Due to the fact that attribute labels corresponding to different users are different, namely, characteristics of different users are different, the attribute labels may include any one or a combination of the following dimensional characteristics: region, age, sex, interest, mood. For example, if the current user is a male with age 30 and is interested in science and technology, the voice information of the user can be identified more specifically according to the attribute tag of the user. In an embodiment, a specific manner of obtaining the multiple attribute tags of the current user may be: and analyzing to obtain a plurality of attribute labels of the current user according to the characteristic information of the voice to be recognized. Due to the fact that the voice characteristics of each person are different, the voice to be recognized can be analyzed, and attribute labels of the user can be obtained, such as the gender, the accent, the emotion and the like of the user. In another embodiment, a specific manner of obtaining the multiple attribute tags of the current user may be: the method comprises the steps of obtaining a face image of a current user, and analyzing the face image to obtain a plurality of attribute labels of the current user. The camera module is used for acquiring a face image of the current user, and a plurality of attribute labels of the current user, such as gender, age, emotion and the like, can be obtained through image analysis of the face image. It should be understood that, in the embodiment of the present application, different manners of obtaining the attribute tag of the user may be selected according to requirements of an actual application scenario, for example, a combination of the two manners may also be adopted, or a part or all of the attribute tags may also be manually input and set by a user, and after a voice to be recognized is obtained subsequently, matching of a corresponding user is performed according to the voice to be recognized, so as to obtain the attribute tag of the user corresponding to the voice to be recognized, which is not limited in the embodiment of the present application.

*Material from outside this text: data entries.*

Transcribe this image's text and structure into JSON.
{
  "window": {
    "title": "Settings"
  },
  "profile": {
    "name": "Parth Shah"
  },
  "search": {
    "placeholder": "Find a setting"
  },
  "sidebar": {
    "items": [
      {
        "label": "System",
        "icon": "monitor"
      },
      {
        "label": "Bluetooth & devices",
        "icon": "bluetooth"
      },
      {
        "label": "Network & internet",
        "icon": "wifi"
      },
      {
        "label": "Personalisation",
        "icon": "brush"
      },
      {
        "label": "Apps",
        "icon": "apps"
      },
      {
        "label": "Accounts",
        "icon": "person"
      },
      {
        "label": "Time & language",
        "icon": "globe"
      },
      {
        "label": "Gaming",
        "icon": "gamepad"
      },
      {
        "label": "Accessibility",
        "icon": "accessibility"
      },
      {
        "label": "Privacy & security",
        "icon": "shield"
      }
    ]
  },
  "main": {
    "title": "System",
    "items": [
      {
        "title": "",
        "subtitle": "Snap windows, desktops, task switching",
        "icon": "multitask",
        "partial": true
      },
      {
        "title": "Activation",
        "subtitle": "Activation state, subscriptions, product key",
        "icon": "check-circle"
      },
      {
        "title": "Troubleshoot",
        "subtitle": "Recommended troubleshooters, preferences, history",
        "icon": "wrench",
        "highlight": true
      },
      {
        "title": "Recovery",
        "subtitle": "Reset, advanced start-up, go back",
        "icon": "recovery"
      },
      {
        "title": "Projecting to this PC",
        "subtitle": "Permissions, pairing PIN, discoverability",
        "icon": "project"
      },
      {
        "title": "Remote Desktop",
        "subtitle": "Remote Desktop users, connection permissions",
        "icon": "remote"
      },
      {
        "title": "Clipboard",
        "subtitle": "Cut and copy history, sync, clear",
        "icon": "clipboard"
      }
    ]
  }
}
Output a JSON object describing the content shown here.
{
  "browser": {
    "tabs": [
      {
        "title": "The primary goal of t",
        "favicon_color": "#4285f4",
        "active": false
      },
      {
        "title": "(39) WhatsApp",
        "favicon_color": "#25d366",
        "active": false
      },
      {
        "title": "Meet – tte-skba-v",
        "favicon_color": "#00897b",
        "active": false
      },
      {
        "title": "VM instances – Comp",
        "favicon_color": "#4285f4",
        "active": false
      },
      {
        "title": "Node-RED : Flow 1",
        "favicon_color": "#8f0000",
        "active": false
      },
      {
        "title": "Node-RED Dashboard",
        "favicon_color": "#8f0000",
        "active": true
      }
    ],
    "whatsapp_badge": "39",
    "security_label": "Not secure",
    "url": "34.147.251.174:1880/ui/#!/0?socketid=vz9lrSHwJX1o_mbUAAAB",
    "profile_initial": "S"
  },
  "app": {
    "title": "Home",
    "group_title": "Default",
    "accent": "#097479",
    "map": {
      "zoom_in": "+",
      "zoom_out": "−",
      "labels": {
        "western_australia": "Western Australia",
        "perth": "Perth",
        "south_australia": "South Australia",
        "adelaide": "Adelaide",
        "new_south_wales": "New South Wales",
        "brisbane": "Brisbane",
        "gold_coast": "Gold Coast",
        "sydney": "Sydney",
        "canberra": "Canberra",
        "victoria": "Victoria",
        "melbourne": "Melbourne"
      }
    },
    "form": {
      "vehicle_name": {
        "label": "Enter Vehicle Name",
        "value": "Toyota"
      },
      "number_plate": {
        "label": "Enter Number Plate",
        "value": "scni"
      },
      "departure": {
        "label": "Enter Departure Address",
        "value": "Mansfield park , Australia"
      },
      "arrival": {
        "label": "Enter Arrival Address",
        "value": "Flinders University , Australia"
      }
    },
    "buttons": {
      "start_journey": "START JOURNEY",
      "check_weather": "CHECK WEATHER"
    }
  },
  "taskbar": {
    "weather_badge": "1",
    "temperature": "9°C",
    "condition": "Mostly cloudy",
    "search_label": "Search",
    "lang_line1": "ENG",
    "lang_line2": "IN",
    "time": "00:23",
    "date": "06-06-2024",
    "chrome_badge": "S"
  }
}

In an embodiment, as shown in fig. 3, the step 130 may specifically include: and determining the feedback sequence of the audio contents of different categories according to the attribute labels of the user.

Since the feature information of the audio contents of different users may be significantly different, for example, the difference between the audio contents of different genders is large, and the attention content of different users is different, for example, the attention degree of men to cosmetics is lower than that of women, a plurality of audio contents can be ranked according to a plurality of attribute tags of the users, that is, feedback is performed according to the probability, so as to further reduce the time for confirming the user and improve the interaction efficiency.

Fig. 4 is a flowchart illustrating a method for feeding back audio content according to an exemplary embodiment of the present application. As shown in fig. 4, the step 130 may include the following sub-steps:

step 133: similarity between a plurality of attribute labels of the user and feature information of different categories of audio content is calculated.

Step 134: and feeding back a plurality of different categories of audio contents according to the sequence of the similarity from big to small.

The similarity between the attribute tags of the user and the feature information of the audio contents is calculated, so that the audio contents which are more consistent with the user in the audio contents can be obtained, the corresponding audio contents are fed back to the user according to the similarity, the user can confirm the interactive audio contents only by listening to the first or the first audio contents, the confirmation time can be shortened, and the interaction efficiency can be improved.

In an embodiment, a specific implementation manner of calculating the similarity between the multiple attribute tags of the user and the feature information of the different categories of audio content may be: respectively calculating the single-dimensional similarity between each attribute label of the user and the corresponding characteristic information of the audio content; and weighting the single-dimensional similarity to obtain the similarity between the attribute labels of the user and the feature information of the audio contents of different categories. Because the attribute labels of the users and the feature information of the audio content are multidimensional and have certain correspondence, the similarity calculation can be respectively carried out on the corresponding attribute labels and the feature information, then the similarity of multiple dimensions is integrated to obtain the final similarity between the attribute labels of the users and the feature information of the audio content of different categories, and the conformity degree between the audio content and the users can be more comprehensively reflected.

Exemplary devices

Fig. 5 is a schematic structural diagram of a voice interaction apparatus based on voice detection according to an exemplary embodiment of the present application. As shown in fig. 5, the voice interaction apparatus 50 includes: an obtaining module 51, configured to obtain a voice to be detected; the voice to be detected comprises various types of audio contents; the splitting module 52 is configured to split the to-be-detected speech into a plurality of different types of audio contents according to the feature information of the different audio contents; a first feedback module 53, configured to feed back a plurality of different categories of audio content to users, respectively; a first confirmation module 54, configured to obtain first confirmation information of the user; the first confirmation information is used for confirming the audio contents corresponding to the input information of the user in the plurality of different types of audio contents; the identification module 55 is configured to identify the audio content corresponding to the first confirmation information, so as to obtain an identified content; a second feedback module 56 for feeding back the identification content to the user; a second confirmation module 57, configured to obtain second confirmation information of the user; the second confirmation information is used for confirming whether the identification content is the expression of the true meaning of the user; and an interaction module 58 for determining the interaction information based on the identification content when the second confirmation information is an expression of the true meaning of the user.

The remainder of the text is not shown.